Thralic was backing up to give himself more space, but two kobolds hadn’t waited for their sibling's leap to fail, they had rushed around both sides, and were swinging their weapons at Thralic.

He caught a spiked bone mace on his shield, and swept aside a spear thrust with his sword. The bone mace had landed with almost no weight behind it, and the spear was way too easy to turn aside. Thralic realized he had a massive strength advantage over these creatures, and that they were probably kobolds rather than dragonborn.

He changed the setting on his melee tool and the handle extended another two feet, giving him a short sword spear. He then swung the spear at the charging kobolds. They tried to block with shields and weapons. Their gear mostly held up, the sword could only take chunks out of the bone item. But the kobold bodies that were holding the gear couldn’t stand up to the force of Thralic’s swings. If they blocked their own gear was slammed against them, breaking their bones and throwing their bodies back against the wall.

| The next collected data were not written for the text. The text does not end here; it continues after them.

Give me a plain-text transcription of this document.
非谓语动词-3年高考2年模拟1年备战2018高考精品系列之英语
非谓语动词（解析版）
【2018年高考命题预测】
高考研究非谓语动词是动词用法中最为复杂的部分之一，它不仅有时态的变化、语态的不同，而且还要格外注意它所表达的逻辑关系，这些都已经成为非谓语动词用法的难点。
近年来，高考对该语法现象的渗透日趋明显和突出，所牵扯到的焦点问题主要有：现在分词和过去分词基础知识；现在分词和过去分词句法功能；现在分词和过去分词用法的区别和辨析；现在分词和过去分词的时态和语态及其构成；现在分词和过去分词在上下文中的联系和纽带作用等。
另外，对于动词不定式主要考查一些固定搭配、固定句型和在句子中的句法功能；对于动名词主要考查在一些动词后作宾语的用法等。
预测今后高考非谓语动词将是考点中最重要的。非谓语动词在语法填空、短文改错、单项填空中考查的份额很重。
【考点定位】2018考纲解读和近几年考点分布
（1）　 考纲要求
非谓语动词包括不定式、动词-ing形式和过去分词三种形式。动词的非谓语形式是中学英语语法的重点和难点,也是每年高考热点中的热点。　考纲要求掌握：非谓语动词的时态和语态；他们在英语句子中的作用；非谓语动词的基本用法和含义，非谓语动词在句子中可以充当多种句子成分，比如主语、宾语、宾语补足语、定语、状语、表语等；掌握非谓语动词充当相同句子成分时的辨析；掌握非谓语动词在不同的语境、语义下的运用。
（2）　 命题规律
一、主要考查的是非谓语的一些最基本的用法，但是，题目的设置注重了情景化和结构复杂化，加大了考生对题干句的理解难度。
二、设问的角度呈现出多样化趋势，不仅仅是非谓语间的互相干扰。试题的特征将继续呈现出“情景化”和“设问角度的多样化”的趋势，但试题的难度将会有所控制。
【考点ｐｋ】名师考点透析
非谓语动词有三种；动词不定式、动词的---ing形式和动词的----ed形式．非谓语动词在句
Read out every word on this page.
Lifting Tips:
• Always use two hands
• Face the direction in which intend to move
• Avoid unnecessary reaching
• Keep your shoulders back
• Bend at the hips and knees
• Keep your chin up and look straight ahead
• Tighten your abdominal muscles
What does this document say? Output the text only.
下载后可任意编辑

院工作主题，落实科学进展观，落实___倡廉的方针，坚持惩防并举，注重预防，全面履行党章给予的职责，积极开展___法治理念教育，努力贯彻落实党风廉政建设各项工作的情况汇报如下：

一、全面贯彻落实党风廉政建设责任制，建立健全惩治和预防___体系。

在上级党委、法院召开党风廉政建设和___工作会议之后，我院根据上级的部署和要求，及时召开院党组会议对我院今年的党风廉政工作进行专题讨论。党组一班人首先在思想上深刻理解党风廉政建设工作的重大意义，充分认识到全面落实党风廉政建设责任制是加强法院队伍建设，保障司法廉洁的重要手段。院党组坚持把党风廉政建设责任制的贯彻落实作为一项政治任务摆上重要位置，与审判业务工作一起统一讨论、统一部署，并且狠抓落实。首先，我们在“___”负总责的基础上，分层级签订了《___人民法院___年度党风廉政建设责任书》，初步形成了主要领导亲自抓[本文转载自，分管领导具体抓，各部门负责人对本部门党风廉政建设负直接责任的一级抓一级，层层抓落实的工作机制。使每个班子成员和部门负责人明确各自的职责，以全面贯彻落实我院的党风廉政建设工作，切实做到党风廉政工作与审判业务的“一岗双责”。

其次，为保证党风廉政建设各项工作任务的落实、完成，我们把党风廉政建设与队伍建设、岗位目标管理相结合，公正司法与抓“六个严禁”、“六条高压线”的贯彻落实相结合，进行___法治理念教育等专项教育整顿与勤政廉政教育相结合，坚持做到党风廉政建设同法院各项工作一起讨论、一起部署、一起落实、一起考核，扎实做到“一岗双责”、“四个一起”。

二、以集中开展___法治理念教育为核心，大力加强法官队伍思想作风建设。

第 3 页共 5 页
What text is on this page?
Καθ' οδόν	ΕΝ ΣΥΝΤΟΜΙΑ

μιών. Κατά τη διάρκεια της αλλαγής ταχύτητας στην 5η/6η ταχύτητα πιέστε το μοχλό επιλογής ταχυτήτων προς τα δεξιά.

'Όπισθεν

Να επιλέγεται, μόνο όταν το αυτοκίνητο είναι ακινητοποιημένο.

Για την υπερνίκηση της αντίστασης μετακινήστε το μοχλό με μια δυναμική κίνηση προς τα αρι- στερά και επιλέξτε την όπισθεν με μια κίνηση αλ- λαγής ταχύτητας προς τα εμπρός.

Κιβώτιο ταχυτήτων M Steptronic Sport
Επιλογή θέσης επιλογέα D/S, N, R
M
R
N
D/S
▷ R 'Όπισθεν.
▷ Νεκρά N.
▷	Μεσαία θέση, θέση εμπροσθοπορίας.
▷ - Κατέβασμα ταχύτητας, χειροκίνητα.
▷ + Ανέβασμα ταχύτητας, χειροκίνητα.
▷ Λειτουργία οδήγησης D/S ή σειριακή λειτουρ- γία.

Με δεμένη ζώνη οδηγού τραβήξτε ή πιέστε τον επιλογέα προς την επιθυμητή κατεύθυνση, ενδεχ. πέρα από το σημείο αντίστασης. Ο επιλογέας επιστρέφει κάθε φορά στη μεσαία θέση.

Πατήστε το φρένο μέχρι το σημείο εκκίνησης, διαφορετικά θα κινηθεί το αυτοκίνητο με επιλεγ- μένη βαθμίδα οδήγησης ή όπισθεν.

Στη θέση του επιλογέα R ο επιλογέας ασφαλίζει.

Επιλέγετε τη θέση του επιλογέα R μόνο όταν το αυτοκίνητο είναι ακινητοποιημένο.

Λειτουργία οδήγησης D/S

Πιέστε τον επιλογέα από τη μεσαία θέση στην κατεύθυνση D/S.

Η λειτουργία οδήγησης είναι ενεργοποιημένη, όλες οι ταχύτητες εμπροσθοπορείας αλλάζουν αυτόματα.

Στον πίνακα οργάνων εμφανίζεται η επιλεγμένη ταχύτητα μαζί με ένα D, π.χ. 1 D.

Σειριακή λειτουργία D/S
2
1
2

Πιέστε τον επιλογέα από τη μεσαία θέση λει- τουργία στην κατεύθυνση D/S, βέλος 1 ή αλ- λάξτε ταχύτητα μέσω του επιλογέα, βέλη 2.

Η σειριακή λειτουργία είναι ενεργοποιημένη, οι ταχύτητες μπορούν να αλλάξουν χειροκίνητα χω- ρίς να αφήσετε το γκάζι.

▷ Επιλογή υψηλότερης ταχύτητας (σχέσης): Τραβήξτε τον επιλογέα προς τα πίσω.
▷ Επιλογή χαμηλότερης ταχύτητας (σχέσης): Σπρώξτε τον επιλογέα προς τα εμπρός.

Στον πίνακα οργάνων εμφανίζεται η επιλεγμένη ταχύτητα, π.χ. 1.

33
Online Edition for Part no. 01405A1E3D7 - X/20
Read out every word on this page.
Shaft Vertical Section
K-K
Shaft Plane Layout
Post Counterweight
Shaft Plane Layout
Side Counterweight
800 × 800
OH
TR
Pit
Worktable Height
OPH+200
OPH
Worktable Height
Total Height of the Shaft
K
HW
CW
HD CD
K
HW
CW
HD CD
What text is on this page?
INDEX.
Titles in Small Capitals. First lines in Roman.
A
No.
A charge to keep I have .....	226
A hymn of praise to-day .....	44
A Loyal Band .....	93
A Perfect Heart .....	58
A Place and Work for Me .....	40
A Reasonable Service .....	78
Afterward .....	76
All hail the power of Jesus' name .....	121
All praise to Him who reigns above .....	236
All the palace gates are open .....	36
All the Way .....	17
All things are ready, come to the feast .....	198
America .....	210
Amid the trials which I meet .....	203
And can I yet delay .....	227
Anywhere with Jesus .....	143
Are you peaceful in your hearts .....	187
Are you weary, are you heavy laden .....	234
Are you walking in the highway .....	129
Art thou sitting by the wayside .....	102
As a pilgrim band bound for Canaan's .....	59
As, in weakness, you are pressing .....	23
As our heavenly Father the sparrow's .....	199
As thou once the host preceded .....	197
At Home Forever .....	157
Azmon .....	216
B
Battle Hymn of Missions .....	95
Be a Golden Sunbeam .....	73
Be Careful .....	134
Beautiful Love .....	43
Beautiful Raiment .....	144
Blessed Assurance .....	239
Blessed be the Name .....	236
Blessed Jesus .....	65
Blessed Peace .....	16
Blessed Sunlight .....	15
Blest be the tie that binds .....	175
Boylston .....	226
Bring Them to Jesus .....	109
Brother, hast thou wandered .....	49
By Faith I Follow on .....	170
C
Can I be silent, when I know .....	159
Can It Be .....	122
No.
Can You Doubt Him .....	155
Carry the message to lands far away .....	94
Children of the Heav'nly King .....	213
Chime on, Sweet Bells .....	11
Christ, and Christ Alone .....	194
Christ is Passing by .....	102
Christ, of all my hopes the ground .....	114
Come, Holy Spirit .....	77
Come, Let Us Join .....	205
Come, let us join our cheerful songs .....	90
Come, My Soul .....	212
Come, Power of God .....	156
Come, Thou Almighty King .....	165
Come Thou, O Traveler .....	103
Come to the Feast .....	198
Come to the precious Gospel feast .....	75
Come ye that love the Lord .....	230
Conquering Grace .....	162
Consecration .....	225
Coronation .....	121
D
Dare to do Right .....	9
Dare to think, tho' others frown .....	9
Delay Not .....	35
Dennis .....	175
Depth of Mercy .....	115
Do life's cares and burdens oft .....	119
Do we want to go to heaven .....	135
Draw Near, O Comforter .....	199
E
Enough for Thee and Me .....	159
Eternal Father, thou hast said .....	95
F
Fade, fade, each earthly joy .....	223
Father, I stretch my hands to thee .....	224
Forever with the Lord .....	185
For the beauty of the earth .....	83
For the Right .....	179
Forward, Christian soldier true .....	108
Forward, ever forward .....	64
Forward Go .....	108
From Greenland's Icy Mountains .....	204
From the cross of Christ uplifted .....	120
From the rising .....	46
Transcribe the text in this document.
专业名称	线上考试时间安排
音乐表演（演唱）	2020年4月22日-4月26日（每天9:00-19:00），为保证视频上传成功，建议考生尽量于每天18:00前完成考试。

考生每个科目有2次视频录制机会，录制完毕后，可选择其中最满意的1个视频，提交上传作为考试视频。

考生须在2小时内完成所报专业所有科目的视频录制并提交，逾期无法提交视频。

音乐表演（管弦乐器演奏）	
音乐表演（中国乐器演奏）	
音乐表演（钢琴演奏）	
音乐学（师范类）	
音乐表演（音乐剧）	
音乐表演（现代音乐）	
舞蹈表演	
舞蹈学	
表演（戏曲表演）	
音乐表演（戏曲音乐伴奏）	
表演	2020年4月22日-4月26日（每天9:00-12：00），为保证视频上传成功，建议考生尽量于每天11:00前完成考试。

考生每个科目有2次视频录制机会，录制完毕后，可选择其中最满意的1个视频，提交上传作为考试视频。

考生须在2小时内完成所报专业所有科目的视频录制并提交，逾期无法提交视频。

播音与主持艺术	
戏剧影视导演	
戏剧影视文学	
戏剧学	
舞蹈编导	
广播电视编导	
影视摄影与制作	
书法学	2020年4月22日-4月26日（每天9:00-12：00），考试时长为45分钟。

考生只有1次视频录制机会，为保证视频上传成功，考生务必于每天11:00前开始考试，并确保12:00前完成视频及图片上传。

The remaining forty kobolds had all bunched up in front of Thralic. The ones in front tried to duck and dodge around Thralic’s sword spear. But there wasn’t enough room to maneuver in the crowded tunnel. The unlucky kobolds were sliced up by the sword, the thicker scale armor on their torsos offered some protection, but limbs and faces were being turned into bleeding wrecks. The “luckier” kobolds were able to get past the sword blade and either met the haft of the spear or a shield bash that sent them flying, their wounds were non-fatal but they were being taken out of the fight.

Despite the mostly one-sided nature of the fight Thralic did not come out completely unscathed. Weapons were thrown by kobolds right in front of him and impossible to dodge or block every time. A few kobolds had also gotten lucky enough to dodge the sword spear and get in close. There were half a dozen deep marks on his armor. Nothing had broken through, but with how many near misses there had been he felt that was mostly luck.

The tunnel around Thralic was filled with bleeding and groaning kobolds. Some were trying to move, most were completely still. Another group of kobolds rounded the bend. Thralic retreated a couple hundred yards around another bend in the tunnel before kneeling down for a steady firing position and shooting the latest group of kobolds that had caught up to him. Over the next hour he held his position. A few of the kobolds he shot were clearly wounded combatants from the first encounter that had dragged themselves down the tunnel for an inglorious end to their lives.